In this paper, we propose an invariant quantile regression (IQR) framework specifically designed for multi-environment datasets, which captures the invariance across different environments. This framework is closely related to transfer learning, causal inference, and fair machine learning, and is motivated by scenarios in which the conditional probability of the response given covariates varies, while certain key variables remain invariant. This perspective differs notably from previous works that restrict attention to the conditional mean, which is often insufficient to capture the full causal relationships between covariates and the response in heterogeneous environments.

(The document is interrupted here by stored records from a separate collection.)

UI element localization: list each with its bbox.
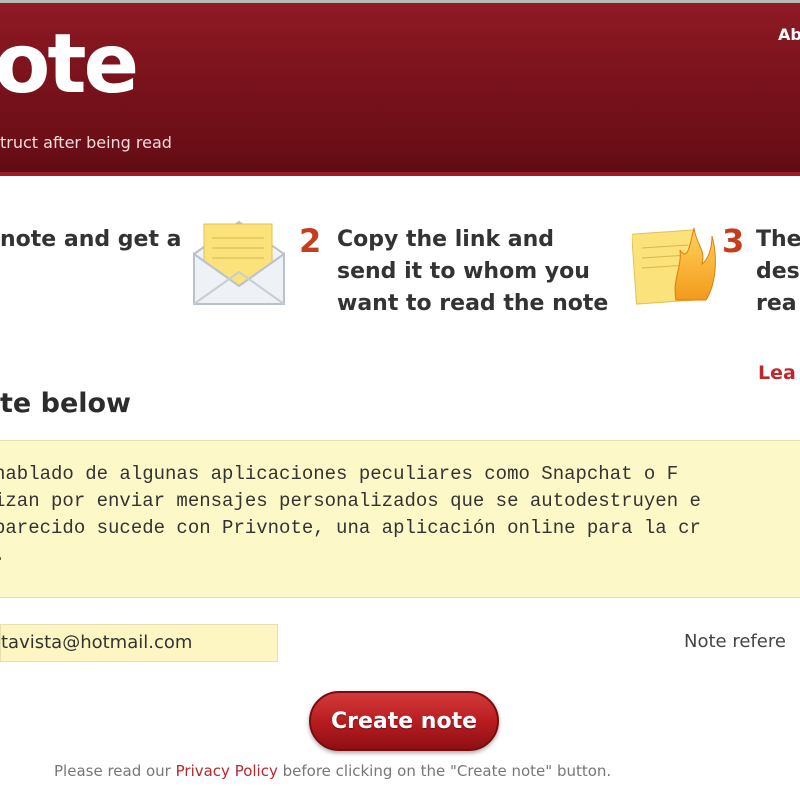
- step-2-text: Copy the link and send it to whom you wa…: [337, 224, 608, 320]
- step-2-line-3: want to read the note: [337, 291, 609, 316]
- step-3-line-1: The: [756, 227, 800, 252]
- site-logo[interactable]: ote: [0, 17, 139, 112]
- note-line-3: parecido sucede con Privnote, una aplica…: [0, 517, 701, 539]
- email-field[interactable]: tavista@hotmail.com: [0, 624, 278, 662]
- note-reference-label: Note refere: [684, 631, 786, 652]
- envelope-icon: [190, 214, 288, 310]
- burning-note-icon: [631, 214, 718, 306]
- step-3-line-2: des: [756, 259, 800, 284]
- note-line-2: izan por enviar mensajes personalizados …: [0, 490, 701, 512]
- privacy-notice-after: before clicking on the "Create note" but…: [277, 762, 612, 780]
- privacy-notice: Please read our Privacy Policy before cl…: [54, 762, 611, 780]
- create-note-button[interactable]: Create note: [309, 691, 499, 751]
- step-2-line-1: Copy the link and: [337, 227, 555, 252]
- step-3-line-3: rea: [756, 291, 797, 316]
- step-2-line-2: send it to whom you: [337, 259, 590, 284]
- step-3-number: 3: [722, 222, 745, 260]
- step-2-number: 2: [299, 222, 322, 260]
- site-header: ote truct after being read Ab: [0, 0, 800, 176]
- step-1-text: note and get a: [0, 224, 181, 256]
- note-line-4: .: [0, 544, 5, 566]
- step-1-line-1: note and get a: [0, 227, 182, 252]
- learn-more-link[interactable]: Lea: [758, 362, 796, 384]
- nav-about-link[interactable]: Ab: [778, 25, 800, 44]
- section-title: te below: [0, 388, 132, 419]
- privacy-policy-link[interactable]: Privacy Policy: [176, 762, 278, 780]
- privacy-notice-before: Please read our: [54, 762, 176, 780]
- note-textarea[interactable]: hablado de algunas aplicaciones peculiar…: [0, 440, 800, 598]
- step-3-text: The des rea: [756, 224, 800, 320]
- site-tagline: truct after being read: [0, 133, 172, 152]
- note-line-1: hablado de algunas aplicaciones peculiar…: [0, 463, 679, 485]
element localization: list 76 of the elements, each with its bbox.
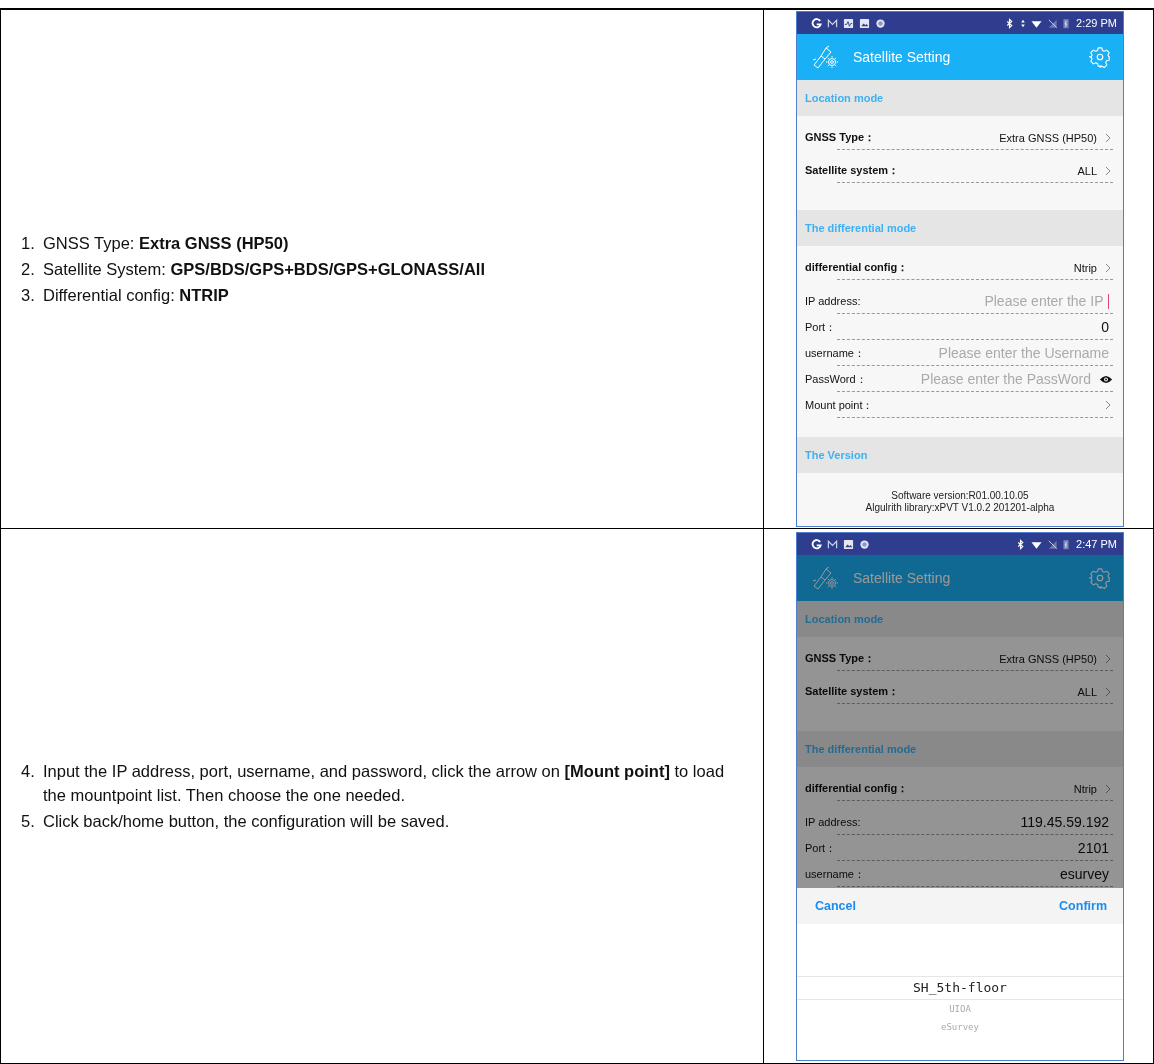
step-text: Click back/home button, the configuration will be saved. bbox=[43, 811, 450, 832]
eye-icon[interactable] bbox=[1099, 374, 1113, 384]
section-title: The differential mode bbox=[805, 222, 917, 234]
bluetooth-icon bbox=[1015, 538, 1027, 550]
setting-label: Satellite system： bbox=[805, 684, 900, 699]
setting-label: Port： bbox=[805, 319, 837, 335]
setting-value[interactable]: Ntrip bbox=[908, 782, 1097, 795]
setting-value[interactable]: Ntrip bbox=[908, 261, 1097, 274]
battery-icon bbox=[1063, 17, 1070, 29]
setting-value[interactable]: ALL bbox=[899, 164, 1097, 177]
step-number: 1. bbox=[21, 233, 36, 254]
setting-value[interactable]: Extra GNSS (HP50) bbox=[875, 131, 1097, 144]
satellite-gear-icon bbox=[811, 566, 841, 590]
chevron-icon[interactable] bbox=[1105, 783, 1111, 794]
setting-label: GNSS Type： bbox=[805, 651, 876, 666]
image-icon bbox=[859, 17, 870, 29]
step-text: Satellite System: GPS/BDS/GPS+BDS/GPS+GLONASS/All bbox=[43, 259, 485, 280]
setting-label: GNSS Type： bbox=[805, 130, 876, 145]
chevron-icon[interactable] bbox=[1105, 400, 1111, 410]
chevron-icon[interactable] bbox=[1105, 653, 1111, 664]
google-icon bbox=[811, 17, 822, 29]
mail-icon bbox=[827, 17, 838, 29]
step-text: Differential config: NTRIP bbox=[43, 285, 229, 306]
mail-icon bbox=[827, 538, 838, 550]
setting-label: PassWord： bbox=[805, 371, 867, 387]
record-icon bbox=[875, 17, 886, 29]
setting-value[interactable]: Extra GNSS (HP50) bbox=[875, 652, 1097, 665]
setting-label: Port： bbox=[805, 840, 837, 856]
status-time: 2:29 PM bbox=[1076, 17, 1117, 29]
app-title: Satellite Setting bbox=[853, 570, 952, 586]
chevron-icon[interactable] bbox=[1105, 686, 1111, 697]
text-field[interactable]: Please enter the IP bbox=[860, 293, 1108, 309]
settings-icon[interactable] bbox=[1089, 567, 1111, 589]
no-signal-icon bbox=[1047, 17, 1059, 29]
record-icon bbox=[859, 538, 870, 550]
setting-label: differential config： bbox=[805, 781, 909, 796]
step-number: 2. bbox=[21, 259, 36, 280]
chevron-icon[interactable] bbox=[1105, 262, 1111, 273]
google-icon bbox=[811, 538, 822, 550]
setting-value[interactable]: ALL bbox=[899, 685, 1097, 698]
setting-label: username： bbox=[805, 345, 865, 361]
section-title: Location mode bbox=[805, 613, 884, 625]
chevron-icon[interactable] bbox=[1105, 165, 1111, 176]
app-title: Satellite Setting bbox=[853, 49, 952, 65]
setting-label: IP address: bbox=[805, 295, 861, 307]
setting-label: Mount point： bbox=[805, 397, 874, 413]
satellite-gear-icon bbox=[811, 45, 841, 69]
version-text: Algulrith library:xPVT V1.0.2 201201-alpha bbox=[865, 501, 1055, 514]
step-text: GNSS Type: Extra GNSS (HP50) bbox=[43, 233, 289, 254]
step-number: 3. bbox=[21, 285, 36, 306]
step-number: 4. bbox=[21, 761, 36, 782]
bluetooth-icon bbox=[1004, 17, 1016, 29]
no-signal-icon bbox=[1047, 538, 1059, 550]
step-number: 5. bbox=[21, 811, 36, 832]
picker-option[interactable]: SH_5th-floor bbox=[797, 976, 1123, 1000]
text-field[interactable]: 0 bbox=[836, 319, 1113, 335]
image-icon bbox=[843, 538, 854, 550]
step-text: Input the IP address, port, username, and password, click the arrow on [Mount point] to load the mountpoint list. Then choose the one needed. bbox=[43, 761, 726, 806]
text-field[interactable]: esurvey bbox=[864, 866, 1113, 882]
text-field[interactable]: 119.45.59.192 bbox=[860, 814, 1113, 830]
setting-label: IP address: bbox=[805, 816, 861, 828]
section-title: The differential mode bbox=[805, 743, 917, 755]
chevron-icon[interactable] bbox=[1105, 132, 1111, 143]
section-title: Location mode bbox=[805, 92, 884, 104]
settings-icon[interactable] bbox=[1089, 46, 1111, 68]
text-field[interactable]: 2101 bbox=[836, 840, 1113, 856]
setting-label: differential config： bbox=[805, 260, 909, 275]
setting-label: Satellite system： bbox=[805, 163, 900, 178]
text-field[interactable]: Please enter the PassWord bbox=[866, 371, 1095, 387]
section-title: The Version bbox=[805, 449, 868, 461]
version-text: Software version:R01.00.10.05 bbox=[891, 489, 1029, 502]
activity-chart-icon bbox=[843, 17, 854, 29]
battery-icon bbox=[1063, 538, 1070, 550]
text-field[interactable]: Please enter the Username bbox=[864, 345, 1113, 361]
setting-label: username： bbox=[805, 866, 865, 882]
status-time: 2:47 PM bbox=[1076, 538, 1117, 550]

In contrast, quantile-based invariance naturally accommodates heterogeneity, and aligns more closely with structural causal models, in which variables invariant across environments at one or multiple quantile levels directly indicate potential and stable causal variables. Moreover, we show that IQR may yield a larger set of endogenous variables compared to the conditional mean framework, which in turn promotes more effective exclusion of spurious (non-causal) variables. To achieve this, we introduce a Kernel-Smoothed Invariant Quantile Regression (KS-IQR) estimator, which leverages the underlying invariance structure and heterogeneity among environments, ensuring stable estimation across multiple environments. We establish the causal discovery properties of our method, demonstrate its ability to overcome the ``curse of endogeneity'', and derive an 2 error bound for our estimator, all in a non-asymptotic framework. We apply our method to real data for causal discovery and obtain biologically meaningful relationships, recovering known signaling pathways and revealing additional quantile-specific effects.